How is OCD related to anxiety?

OCD shares significant overlap with anxiety disorders — intrusive thoughts generate intense anxiety, and compulsions are performed in an attempt to reduce it — but it is classified separately in current diagnostic systems because its specific mechanisms and optimal treatments differ from those of other anxiety disorders. The gold standard treatment for OCD is Exposure and Response Prevention, a specialized form of CBT that targets the obsession-compulsion cycle directly. Our psychiatrists assess for OCD as a routine component of anxiety evaluations and treat it when present.

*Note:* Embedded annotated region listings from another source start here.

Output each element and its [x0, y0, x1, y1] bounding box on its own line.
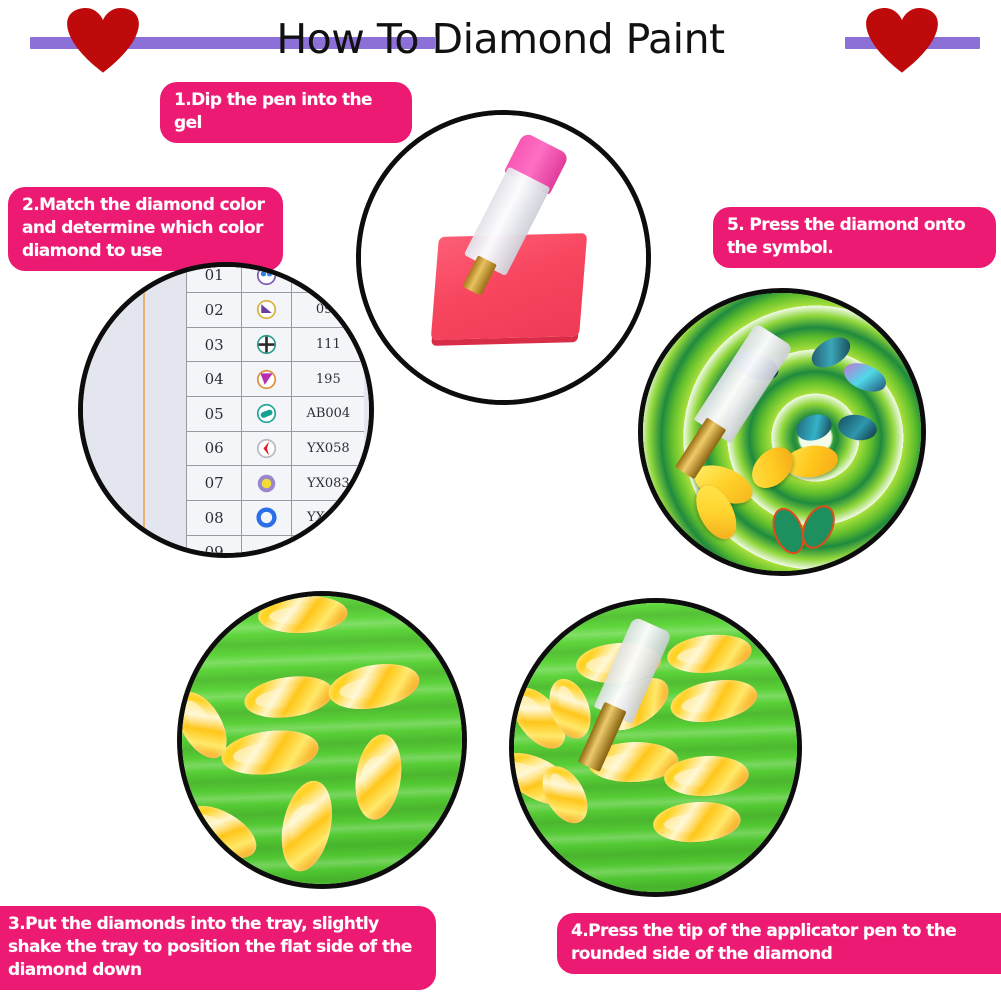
diamond-gem — [793, 410, 835, 445]
chart-code: YX125 — [292, 536, 364, 558]
chart-number: 07 — [187, 466, 242, 500]
table-row: 05 AB004 — [187, 397, 364, 432]
chart-code: 028 — [292, 262, 364, 292]
diamond-tray — [182, 596, 462, 884]
chart-code: YX106 — [292, 501, 364, 535]
chart-code: YX083 — [292, 466, 364, 500]
color-chart-table: 01 028 02 093 03 111 — [186, 262, 364, 558]
chart-code: 093 — [292, 293, 364, 327]
triangle-magenta-icon — [242, 362, 292, 396]
eyes-circle-icon — [242, 262, 292, 292]
table-row: 06 YX058 — [187, 432, 364, 467]
chart-number: 05 — [187, 397, 242, 431]
step-label-4: 4.Press the tip of the applicator pen to… — [557, 913, 1001, 974]
photo-circle-step1 — [356, 110, 651, 405]
chart-number: 04 — [187, 362, 242, 396]
chart-code: 195 — [292, 362, 364, 396]
table-row: 07 YX083 — [187, 466, 364, 501]
triangle-right-icon — [242, 293, 292, 327]
chart-code: 111 — [292, 328, 364, 362]
table-row: 09 YX125 — [187, 536, 364, 558]
step-label-3: 3.Put the diamonds into the tray, slight… — [0, 906, 436, 990]
ring-blue-icon — [242, 501, 292, 535]
step-label-5: 5. Press the diamond onto the symbol. — [713, 207, 996, 268]
gel-scene — [361, 115, 646, 400]
diamond-gem — [177, 795, 265, 869]
table-row: 02 093 — [187, 293, 364, 328]
photo-circle-step3 — [177, 591, 467, 889]
chart-number: 02 — [187, 293, 242, 327]
donut-yellow-icon — [242, 466, 292, 500]
table-row: 03 111 — [187, 328, 364, 363]
diamond-gem — [667, 674, 760, 729]
photo-circle-step4 — [509, 598, 802, 897]
diamond-gem — [651, 799, 741, 845]
diamond-gem — [836, 412, 879, 443]
chart-number: 09 — [187, 536, 242, 558]
diamond-gem — [350, 732, 406, 824]
table-row: 04 195 — [187, 362, 364, 397]
page-header: How To Diamond Paint — [0, 0, 1001, 76]
plus-circle-icon — [242, 328, 292, 362]
photo-circle-step2: 01 028 02 093 03 111 — [78, 262, 374, 558]
photo-circle-step5 — [638, 288, 926, 576]
capsule-teal-icon — [242, 397, 292, 431]
diamond-tray — [514, 603, 797, 892]
chart-code: AB004 — [292, 397, 364, 431]
diamond-gem — [840, 358, 891, 398]
page-title: How To Diamond Paint — [0, 10, 1001, 68]
diamond-gem — [219, 726, 322, 781]
diamond-gem — [325, 657, 423, 716]
step-label-2: 2.Match the diamond color and determine … — [8, 187, 283, 271]
diamond-gem — [665, 630, 753, 676]
chart-number: 06 — [187, 432, 242, 466]
mandala-canvas — [643, 293, 921, 571]
chart-number: 08 — [187, 501, 242, 535]
table-row: 08 YX106 — [187, 501, 364, 536]
diamond-gem — [241, 671, 335, 723]
chart-number: 03 — [187, 328, 242, 362]
table-row: 01 028 — [187, 262, 364, 293]
chevron-red-icon — [242, 432, 292, 466]
diamond-gem — [274, 776, 340, 876]
diamond-gem — [257, 594, 348, 636]
chart-number: 01 — [187, 262, 242, 292]
color-chart-sheet: 01 028 02 093 03 111 — [83, 267, 369, 553]
chart-code: YX058 — [292, 432, 364, 466]
leaf-green-icon — [242, 536, 292, 558]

Can anxiety be treated via telehealth?

Yes. The evidence base for telepsychiatry in anxiety treatment is strong, and virtually all of the treatments we offer for anxiety — including diagnostic evaluation, medication management, CBT, and other psychotherapy modalities — are available via secure telehealth video for patients anywhere in California.

Is anxiety treatable, or is it something I will always have to manage? For many patients, anxiety disorders are highly treatable — meaning that with appropriate treatment, symptoms remit substantially and functioning returns to baseline. For others, anxiety is a longer-term condition that requires ongoing management rather than a one-time cure. The distinction depends on the specific disorder, its severity, its duration, the presence of comorbid conditions, and individual factors that your psychiatrist will assess carefully. What is consistent across the literature is that untreated anxiety disorders tend to worsen over time, while treated anxiety disorders — particularly those addressed with evidence-based psychotherapy — show durable improvement. Early and adequate treatment is associated with significantly better long-term outcomes.

Anxiety is not a personality trait you are stuck with. It is a clinical condition with effective treatments — and a practice that takes the time to understand your specific presentation, rather than applying a one-size-fits-all protocol, makes a meaningful difference in how well those treatments work.